One person's 'depth' is another person's 'busywork'. I'm certainly in the latter camp when it comes to NMS, because it seems to focus on quantity over quality. Tons of systems, tons of stuff to see on tons of planets, tons of items to craft with tons of materials that need to be gathered, and you get to do that with plenty of toys (ships, vehicles, freighters, etc.).
But at the end of the day I don't really enjoy any of it because the variety is only superficial - planet XYZ might be my personal discovery, but it exists in ever so slightly different versions elsewhere, same goes for a given species of fauna or flora. It all feels like it's coming out of a huge Lego set box, things are mixed and matched at relative random to give that illusion of variety.
The mechanics underneath controlling your toys are very simple, there isn't a skills progression curve I noticed. Think Mario Kart controls. They work as intended but they don't feel satisfying to master, as there is nothing to master to begin with.

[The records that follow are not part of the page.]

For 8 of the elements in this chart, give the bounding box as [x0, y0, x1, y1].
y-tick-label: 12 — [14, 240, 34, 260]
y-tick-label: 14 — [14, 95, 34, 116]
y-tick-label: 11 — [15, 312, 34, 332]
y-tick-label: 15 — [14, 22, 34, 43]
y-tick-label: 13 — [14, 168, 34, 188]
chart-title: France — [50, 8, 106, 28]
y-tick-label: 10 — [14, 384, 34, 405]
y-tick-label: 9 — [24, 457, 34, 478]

Whenever I play NMS I feel like I play a proc-gen demo with a relentless looting/crafting framework attached to it. There is no sense of 'place' in this game, unlike Elite, also because you can basically restart a mission you triggered in another system, in the current system you're in - these kind of gamey mechanics might be convenient to the casual player but don't work for me who wants a coherent game world to experience.
The only reason I play NMS now is to see what its procedural generation tech can do - and even that becomes old very quickly because while there is some variation in its environments, it's still all quite similar all the same and each world is filled to the brim with content, in as much that you walk 200m and come across the majority of species in a given world, giving a very crammed feel to them. To me that's not exploration, that's just ticking boxes on a to-do list.
Minecraft is a much better comparison to this than Elite really (in order to remain fair towards NMS) - especially when you see what Frontier have done with Odyssey; I'll be spending even less time with NMS once that releases, as at least NMS was able to scratch my Space Feet itch (with a physics and graphics model I don't particularly enjoy), but that'll no longer be the case as Odyssey dumps on NMS Legs from great height as far as my preferences regarding a space game with walking mechanics are concerned.